When heavy rains made it impossible for special forces to access central Mali by land, the nation’s Air Force flew them in. The Air Force also airlifted wounded civilians to a nearby town for medical treatment, Reuters reported.
Observers say the terrorist threat still looms in the area.
“The access roads to Farabougou are still blocked, the jihadists are still around, in the forests or hidden on either side of the roads,” Dramane Symbara, mayor of nearby Sokolo, told Reuters.
Nationwide, conflict has killed thousands of Soldiers and civilians since 2012 and displaced hundreds of thousands of people.
In central Mali, competition over limited resources has led to battles between ethnic Dogon or Bambara farming communities and Fulani herders. Traffickers and terrorist groups have supercharged the violence.
“The availability of weapons, coupled with complex connections between criminal organizations, traffickers, and terrorist groups, has enabled a culture of violence to take root and spread throughout Mali,” Lt. Col. Alou Boi Diarra of the Malian Armed Forces told the Africa Center for Strategic Studies. “This is weakening incentives to coexist peacefully and resolve conflicts through nonviolent means.”
Diarra added that traditional forms of conflict resolution in which village elders agreed on demarcations between grazing and farmland have eroded. “Force has replaced the power of traditional diplomacy and customary norms,” Diarra said.
The Farabougou siege started about two months after Mali’s military launched a coup that led to the ouster of President Ibrahim Boubacar Keita. Military leaders have established an interim government until the nation returns to civilian rule.
Despite the presence of 5,100 French troops in the Sahel region and 13,000 United Nations troops, terrorist attacks against Malian villagers and Soldiers are ongoing. According to the U.N., terrorist attacks against armed forces in Mali caused 175 deaths between April and October.
There is no consensus on how to handle the insurgency.
In late October, French Foreign Minister Jean-Yves Le Drian said holding a dialogue with terrorists is not an option.

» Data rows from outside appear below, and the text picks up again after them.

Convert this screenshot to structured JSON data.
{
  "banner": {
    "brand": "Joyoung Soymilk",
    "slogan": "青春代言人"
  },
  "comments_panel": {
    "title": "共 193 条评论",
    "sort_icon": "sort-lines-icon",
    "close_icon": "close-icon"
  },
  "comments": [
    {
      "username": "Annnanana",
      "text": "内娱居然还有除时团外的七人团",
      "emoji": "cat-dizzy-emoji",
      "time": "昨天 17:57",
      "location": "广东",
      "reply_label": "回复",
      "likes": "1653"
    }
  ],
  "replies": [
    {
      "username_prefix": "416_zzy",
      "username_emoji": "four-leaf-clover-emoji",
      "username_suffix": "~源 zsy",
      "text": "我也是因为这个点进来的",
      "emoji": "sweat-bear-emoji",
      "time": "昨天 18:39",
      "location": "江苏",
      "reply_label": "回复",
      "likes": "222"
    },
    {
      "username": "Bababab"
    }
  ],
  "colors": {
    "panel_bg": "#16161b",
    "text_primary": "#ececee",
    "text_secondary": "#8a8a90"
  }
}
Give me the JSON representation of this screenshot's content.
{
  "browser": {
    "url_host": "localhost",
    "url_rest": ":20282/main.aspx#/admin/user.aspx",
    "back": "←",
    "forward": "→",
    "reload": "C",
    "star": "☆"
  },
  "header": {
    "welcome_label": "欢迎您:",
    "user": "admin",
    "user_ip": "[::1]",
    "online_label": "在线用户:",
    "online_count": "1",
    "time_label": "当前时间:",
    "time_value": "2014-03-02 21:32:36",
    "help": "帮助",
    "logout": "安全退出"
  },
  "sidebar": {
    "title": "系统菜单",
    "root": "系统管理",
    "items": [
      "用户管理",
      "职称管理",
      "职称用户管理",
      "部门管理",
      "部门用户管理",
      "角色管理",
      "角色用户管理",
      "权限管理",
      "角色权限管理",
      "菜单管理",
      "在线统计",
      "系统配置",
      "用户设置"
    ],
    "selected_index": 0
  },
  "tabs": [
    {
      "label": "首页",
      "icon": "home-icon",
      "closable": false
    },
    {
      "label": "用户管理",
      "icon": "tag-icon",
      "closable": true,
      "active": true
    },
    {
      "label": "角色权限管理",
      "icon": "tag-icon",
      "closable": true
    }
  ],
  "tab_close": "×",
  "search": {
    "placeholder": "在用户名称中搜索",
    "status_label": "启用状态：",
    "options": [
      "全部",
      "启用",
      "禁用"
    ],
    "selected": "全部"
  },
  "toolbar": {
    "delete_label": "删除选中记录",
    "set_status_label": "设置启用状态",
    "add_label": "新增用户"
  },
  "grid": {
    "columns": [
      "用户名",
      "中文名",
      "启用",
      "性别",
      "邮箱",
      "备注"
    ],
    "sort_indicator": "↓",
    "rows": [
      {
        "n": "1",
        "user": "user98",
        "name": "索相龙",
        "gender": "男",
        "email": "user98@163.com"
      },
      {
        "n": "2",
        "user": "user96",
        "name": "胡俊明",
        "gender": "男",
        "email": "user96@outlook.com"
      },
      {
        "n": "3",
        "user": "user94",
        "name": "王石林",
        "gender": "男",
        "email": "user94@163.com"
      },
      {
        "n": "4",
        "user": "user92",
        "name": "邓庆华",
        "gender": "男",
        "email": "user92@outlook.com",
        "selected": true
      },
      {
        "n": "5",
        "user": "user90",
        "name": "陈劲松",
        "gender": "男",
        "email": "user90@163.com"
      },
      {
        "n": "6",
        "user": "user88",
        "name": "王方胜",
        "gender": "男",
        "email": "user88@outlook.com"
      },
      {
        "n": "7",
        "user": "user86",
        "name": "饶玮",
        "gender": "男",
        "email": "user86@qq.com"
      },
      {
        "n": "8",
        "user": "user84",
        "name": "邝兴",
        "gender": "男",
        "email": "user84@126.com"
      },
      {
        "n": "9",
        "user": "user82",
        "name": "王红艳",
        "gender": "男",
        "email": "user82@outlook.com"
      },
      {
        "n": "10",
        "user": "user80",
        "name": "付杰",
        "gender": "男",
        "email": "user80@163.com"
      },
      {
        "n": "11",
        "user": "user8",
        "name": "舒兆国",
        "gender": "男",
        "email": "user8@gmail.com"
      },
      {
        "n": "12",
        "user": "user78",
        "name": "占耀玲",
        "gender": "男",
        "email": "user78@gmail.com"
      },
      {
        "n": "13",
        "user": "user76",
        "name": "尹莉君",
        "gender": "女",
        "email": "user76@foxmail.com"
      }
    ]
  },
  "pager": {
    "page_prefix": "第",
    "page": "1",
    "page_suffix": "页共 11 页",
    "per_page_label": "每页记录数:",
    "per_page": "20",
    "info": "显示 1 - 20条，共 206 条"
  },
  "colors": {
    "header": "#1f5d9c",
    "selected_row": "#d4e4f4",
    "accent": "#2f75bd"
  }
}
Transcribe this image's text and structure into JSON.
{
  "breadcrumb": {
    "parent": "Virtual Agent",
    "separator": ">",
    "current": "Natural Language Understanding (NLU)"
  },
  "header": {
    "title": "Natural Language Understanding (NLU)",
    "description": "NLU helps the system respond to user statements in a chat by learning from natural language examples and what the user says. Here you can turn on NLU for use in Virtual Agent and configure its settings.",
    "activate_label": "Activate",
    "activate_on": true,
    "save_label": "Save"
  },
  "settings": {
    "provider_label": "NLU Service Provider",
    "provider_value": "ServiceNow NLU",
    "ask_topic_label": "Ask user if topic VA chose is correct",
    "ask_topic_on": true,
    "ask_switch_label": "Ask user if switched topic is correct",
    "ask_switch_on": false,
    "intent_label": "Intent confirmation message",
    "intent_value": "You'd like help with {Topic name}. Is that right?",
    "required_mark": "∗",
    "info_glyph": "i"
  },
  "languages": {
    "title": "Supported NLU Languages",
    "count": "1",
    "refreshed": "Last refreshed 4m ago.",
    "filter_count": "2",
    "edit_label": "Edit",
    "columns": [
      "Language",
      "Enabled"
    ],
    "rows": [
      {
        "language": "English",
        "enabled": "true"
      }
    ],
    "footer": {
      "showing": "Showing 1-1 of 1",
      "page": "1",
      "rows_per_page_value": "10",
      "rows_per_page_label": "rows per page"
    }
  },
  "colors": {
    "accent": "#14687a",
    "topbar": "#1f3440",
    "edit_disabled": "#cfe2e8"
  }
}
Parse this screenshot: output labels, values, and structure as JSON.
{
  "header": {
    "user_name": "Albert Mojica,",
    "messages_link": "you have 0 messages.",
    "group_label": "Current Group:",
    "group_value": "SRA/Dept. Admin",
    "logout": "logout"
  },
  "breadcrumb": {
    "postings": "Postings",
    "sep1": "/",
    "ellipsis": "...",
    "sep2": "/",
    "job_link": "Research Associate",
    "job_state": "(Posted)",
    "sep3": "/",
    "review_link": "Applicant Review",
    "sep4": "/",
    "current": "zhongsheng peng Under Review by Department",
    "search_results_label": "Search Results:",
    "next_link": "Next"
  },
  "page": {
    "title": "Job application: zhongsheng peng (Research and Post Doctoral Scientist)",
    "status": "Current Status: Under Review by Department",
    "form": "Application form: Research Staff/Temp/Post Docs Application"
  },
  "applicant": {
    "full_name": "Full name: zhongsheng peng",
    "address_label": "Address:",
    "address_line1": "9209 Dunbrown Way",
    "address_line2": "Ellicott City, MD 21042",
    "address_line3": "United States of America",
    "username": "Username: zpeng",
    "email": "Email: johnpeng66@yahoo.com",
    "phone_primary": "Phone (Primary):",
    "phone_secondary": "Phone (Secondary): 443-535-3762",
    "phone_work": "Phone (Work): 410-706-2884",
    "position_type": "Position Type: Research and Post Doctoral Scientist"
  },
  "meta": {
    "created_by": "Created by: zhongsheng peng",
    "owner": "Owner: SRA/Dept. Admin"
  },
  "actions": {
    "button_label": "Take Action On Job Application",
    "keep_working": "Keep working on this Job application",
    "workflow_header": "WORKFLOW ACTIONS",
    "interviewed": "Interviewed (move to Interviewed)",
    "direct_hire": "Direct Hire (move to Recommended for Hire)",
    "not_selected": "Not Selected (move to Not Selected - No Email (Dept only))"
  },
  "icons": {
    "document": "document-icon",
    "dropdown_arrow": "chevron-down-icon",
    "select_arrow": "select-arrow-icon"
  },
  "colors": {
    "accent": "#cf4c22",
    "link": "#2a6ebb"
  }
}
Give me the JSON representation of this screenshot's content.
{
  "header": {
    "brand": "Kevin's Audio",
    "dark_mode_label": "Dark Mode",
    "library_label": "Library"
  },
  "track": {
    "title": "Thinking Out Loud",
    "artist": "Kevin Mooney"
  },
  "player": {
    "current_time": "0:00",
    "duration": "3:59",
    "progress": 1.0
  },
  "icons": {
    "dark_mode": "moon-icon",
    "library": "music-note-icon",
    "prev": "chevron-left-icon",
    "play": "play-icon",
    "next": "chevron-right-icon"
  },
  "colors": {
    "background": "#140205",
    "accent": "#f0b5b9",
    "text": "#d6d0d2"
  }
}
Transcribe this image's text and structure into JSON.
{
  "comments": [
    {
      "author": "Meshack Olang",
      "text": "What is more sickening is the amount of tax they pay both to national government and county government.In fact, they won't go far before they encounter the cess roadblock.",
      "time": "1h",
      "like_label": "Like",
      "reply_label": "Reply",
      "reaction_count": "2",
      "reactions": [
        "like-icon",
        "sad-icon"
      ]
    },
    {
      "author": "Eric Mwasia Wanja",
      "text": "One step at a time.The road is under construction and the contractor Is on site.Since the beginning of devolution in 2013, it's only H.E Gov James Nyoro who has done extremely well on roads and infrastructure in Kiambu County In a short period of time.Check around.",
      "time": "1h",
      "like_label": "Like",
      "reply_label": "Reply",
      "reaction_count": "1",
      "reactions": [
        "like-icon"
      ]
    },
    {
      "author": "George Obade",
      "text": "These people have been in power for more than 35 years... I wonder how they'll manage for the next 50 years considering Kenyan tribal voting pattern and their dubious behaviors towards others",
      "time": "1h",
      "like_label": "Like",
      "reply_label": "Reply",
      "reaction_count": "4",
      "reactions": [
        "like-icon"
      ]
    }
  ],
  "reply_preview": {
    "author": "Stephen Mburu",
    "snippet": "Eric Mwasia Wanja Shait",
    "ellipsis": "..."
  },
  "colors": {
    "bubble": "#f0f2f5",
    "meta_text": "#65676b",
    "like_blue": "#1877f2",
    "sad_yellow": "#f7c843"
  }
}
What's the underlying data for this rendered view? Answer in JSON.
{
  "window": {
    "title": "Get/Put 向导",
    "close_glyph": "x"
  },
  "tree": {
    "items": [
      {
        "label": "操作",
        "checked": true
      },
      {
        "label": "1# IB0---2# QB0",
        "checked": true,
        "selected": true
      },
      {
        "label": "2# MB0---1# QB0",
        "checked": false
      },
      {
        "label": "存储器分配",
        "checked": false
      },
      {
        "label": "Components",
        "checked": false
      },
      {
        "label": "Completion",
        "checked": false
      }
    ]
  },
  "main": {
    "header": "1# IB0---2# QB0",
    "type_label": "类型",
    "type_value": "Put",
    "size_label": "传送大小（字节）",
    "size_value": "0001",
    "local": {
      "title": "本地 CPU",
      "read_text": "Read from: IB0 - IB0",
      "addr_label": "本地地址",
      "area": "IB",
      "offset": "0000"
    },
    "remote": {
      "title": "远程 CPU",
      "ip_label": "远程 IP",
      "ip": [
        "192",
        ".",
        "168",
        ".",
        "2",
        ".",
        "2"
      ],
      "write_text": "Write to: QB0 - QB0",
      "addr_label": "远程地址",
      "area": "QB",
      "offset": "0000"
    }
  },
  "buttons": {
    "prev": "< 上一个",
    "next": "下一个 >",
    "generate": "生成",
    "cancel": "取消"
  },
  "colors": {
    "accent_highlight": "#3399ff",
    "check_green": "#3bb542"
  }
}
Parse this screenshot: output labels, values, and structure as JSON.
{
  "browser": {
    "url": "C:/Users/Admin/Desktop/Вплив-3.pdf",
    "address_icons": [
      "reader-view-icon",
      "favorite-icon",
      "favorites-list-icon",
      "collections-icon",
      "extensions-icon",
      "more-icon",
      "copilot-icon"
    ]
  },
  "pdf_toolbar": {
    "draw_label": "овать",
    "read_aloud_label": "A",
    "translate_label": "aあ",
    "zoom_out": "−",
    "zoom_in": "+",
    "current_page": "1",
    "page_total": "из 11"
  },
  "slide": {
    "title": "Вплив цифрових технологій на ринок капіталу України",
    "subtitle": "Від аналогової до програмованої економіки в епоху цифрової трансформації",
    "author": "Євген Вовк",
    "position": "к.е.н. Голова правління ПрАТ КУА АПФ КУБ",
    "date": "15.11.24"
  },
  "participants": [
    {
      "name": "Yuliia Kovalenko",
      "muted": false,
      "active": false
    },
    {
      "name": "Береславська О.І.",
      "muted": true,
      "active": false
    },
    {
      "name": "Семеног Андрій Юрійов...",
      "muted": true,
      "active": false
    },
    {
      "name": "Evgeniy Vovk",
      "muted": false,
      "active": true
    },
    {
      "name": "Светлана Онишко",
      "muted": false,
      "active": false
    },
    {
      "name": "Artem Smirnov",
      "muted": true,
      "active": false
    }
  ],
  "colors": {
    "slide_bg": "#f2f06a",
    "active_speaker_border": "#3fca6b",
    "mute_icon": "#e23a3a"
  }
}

Le Drian told Agence France-Presse (AFP) that the U.N. Security Council and the G5 Sahel Joint Force, a regional anti-terrorist group that includes Mali, share his position.
Mali’s interim prime minister, Moctar Ouane, disagreed, saying dialogue offers “an opportunity to launch a huge discussion with communities to define the contours of a new governance,” AFP reported.
“This will require synchronization and coordination with our partners, especially those who are involved militarily,” Ouane added.